Uns ist besonders wichtig, dass jedes Land seinen eigenen Weg findet. Denn ohne wachsenden Energieeinsatz werden Milliarden Menschen unvermeidbar ein Leben in Armut führen müssen, was eine humane Katastrophe unvorstellbaren Ausmaßes wäre. Aus einem etablierten Energiesystem heraus ist ein Umstieg oft nicht umsetzbar oder finanzierbar bzw. nur zu exorbitanten Kosten und mit großen Kollateralschäden. Insofern kann man von einem eingeschlagenen Weg nicht einfach abweichen. Wachsender Energieeinsatz für eine wachsende Menschheit ist ein „Muss“.

Dabei werden einzelne Elemente des Lösungsraums teils vehement abgelehnt. Das betrifft meist die praktisch CO₂-emissionsfreie Nuklearenergie. Kritiker verweisen immer wieder auf Risiken durch Atommüll und auf schwere Unfälle wie in Tschernobyl und Fukushima hin. Statistisch gesehen gehört die Nuklearenergie jedoch zu den sichersten Formen der Stromerzeugung. Als Autoren von „ALL IN!“ ist uns zunächst einmal wichtig, dass wir beobachten, was passiert, also nicht selbst entscheiden. Wir beschreiben Optionen und analysieren diese in technischer, ökonomischer und regulatorischer Hinsicht.

Im Nuklearbereich sehen wir erheblichen Entwicklungsbedarf und erkennen, dass viele führende Volkswirtschaften Anstrengungen unternehmen, durch Innovationen das erhebliche Energieerzeugungspotential dieser Technologien in Zukunft umweltverträglich zu nutzen. Wie so oft in der Geschichte, eröffnet der technische Fortschritt positive Potentiale. Die Innovationen laufen in Richtung kleinerer, inhärent sicherer, auch deutlich kostengünstigerer Anlagen (SMR-Systeme). Hinzu kommt die Nutzung des Energieerzeugungspotentials der mit bisherigen Technologien nicht weiter nutzbaren Brennstäbe unter gleichzeitiger signifikanter Reduzierung der Abklingzeit um mehrere Zehnerpotenzen.

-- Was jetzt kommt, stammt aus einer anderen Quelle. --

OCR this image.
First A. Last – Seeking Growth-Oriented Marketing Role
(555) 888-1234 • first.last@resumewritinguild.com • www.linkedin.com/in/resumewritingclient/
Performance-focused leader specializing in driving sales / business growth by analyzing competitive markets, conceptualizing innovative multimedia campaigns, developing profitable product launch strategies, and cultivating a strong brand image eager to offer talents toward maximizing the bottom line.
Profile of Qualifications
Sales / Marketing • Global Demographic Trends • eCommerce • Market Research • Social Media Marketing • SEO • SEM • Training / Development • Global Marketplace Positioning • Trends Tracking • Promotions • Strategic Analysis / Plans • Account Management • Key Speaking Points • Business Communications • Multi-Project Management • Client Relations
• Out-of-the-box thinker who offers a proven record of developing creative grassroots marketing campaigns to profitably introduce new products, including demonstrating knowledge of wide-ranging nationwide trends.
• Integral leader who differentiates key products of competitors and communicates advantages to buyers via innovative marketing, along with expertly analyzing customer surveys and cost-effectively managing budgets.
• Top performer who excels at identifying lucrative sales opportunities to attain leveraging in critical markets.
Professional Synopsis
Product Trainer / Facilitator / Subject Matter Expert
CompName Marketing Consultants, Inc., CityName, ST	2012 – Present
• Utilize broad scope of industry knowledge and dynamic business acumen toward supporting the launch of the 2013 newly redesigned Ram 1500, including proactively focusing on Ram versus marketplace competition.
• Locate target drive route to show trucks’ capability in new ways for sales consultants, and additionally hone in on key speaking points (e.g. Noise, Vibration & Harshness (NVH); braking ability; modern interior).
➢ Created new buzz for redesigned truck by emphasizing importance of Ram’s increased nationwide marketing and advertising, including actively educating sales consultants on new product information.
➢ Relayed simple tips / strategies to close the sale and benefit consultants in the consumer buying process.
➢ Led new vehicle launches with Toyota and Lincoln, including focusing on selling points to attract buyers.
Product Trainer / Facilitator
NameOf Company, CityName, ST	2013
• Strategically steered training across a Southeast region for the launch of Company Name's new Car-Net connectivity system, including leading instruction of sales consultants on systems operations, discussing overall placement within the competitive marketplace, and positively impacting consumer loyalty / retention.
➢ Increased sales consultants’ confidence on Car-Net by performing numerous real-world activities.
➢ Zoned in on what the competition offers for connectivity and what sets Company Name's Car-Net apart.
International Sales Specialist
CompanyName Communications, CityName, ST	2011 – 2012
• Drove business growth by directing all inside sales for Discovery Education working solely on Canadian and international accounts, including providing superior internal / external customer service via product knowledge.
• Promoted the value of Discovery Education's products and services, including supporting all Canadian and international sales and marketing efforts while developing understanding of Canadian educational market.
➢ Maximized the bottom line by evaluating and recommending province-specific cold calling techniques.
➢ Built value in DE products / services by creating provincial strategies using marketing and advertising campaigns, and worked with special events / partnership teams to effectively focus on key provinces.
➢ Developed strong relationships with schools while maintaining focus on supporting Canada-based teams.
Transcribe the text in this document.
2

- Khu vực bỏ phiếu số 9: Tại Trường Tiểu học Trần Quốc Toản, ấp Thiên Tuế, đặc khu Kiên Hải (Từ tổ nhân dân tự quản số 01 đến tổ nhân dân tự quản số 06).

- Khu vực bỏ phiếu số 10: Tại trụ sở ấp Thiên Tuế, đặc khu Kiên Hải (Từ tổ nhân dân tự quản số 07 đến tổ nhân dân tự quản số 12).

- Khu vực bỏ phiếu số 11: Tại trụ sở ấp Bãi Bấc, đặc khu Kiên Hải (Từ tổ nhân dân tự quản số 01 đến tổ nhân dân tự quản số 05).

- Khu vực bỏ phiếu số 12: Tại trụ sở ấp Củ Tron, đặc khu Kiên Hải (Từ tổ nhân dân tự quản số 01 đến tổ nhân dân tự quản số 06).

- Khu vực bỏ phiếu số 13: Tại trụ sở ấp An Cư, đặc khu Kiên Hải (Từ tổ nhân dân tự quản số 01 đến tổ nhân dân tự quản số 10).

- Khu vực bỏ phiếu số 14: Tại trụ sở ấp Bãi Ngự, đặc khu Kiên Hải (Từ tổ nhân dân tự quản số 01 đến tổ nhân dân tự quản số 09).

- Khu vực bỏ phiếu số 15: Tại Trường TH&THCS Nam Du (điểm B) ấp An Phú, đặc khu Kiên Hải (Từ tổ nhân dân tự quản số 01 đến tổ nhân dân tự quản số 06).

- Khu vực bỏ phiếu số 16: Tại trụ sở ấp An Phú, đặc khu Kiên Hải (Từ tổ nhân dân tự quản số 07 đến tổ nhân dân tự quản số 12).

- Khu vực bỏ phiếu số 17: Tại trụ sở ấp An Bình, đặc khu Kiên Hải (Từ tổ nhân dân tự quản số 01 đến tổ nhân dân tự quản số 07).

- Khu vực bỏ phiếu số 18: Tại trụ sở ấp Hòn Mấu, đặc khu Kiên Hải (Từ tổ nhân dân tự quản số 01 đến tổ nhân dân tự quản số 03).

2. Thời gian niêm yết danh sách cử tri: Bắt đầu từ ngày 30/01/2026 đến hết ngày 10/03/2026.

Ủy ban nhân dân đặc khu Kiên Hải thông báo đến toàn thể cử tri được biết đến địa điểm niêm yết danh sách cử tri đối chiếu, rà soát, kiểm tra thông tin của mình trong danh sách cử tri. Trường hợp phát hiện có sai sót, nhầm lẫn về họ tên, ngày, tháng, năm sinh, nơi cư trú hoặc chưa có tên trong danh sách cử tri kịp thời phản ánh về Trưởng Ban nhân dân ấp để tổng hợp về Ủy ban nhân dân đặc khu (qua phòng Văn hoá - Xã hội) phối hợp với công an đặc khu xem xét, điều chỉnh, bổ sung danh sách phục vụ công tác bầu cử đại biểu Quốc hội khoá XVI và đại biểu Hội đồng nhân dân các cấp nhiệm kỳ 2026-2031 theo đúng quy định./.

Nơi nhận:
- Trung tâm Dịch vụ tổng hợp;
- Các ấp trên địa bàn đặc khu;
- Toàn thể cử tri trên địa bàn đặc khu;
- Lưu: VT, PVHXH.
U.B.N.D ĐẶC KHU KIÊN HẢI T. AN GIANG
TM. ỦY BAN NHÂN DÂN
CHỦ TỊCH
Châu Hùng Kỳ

Als Beispiel seien Anlagen gemäß dem Ansatz von Copenhagen Atomics genannt (Hahn, Wilfried: Kernenergie jetzt?!: Warum uns die Energiewende Wohlstand und Frieden kostet, Verlag Orgshop GmbH, Oktober 2023). Solche Thorium-Anlagen sind klein, können nicht explodieren, haben keine Kriegsdimension und erlauben keine Waffenproduktion. Noch besser: Sie erlauben die Nutzung der alten, bisherigen Nuklearabfälle und können dabei deren Gefahrenpotential dramatisch reduzieren. Die heutige Abfallproblematik würde sich dabei weitgehend von selbst auflösen. Auf solche Innovationen sollten wir setzen, solche Innovationen sollten wir fördern. Kernenergie würde damit ihren Charakter völlig verändern. Und wir plädieren ausdrücklich dafür, dass sich Deutschland in diesen Entwicklungsprozess aktiv einbringt.

Zusammengefasst

Mit der heutigen Nuklearenergie sind wir nicht glücklich, zum Beispiel wegen der Risiken der Abfallentsorgung. Zugleich bietet sie erhebliches Entwicklungspotential. Führende Industriestaaten arbeiten aufgrund der Bedeutung von Energie für den Wohlstand der Menschheit konsequent daran, ihre Möglichkeiten zu nutzen. Wir sind davon überzeugt, dass sich mit diesen Innovationen das Bild völlig verändern kann, wenn bisherige Schwachpunkte konsequent beseitigt werden.

Im Hinblick auf das unumstößliche Ziel der Klimaneutralität leistet die existierende Kernenergie bereits heute einen substanziellen Beitrag.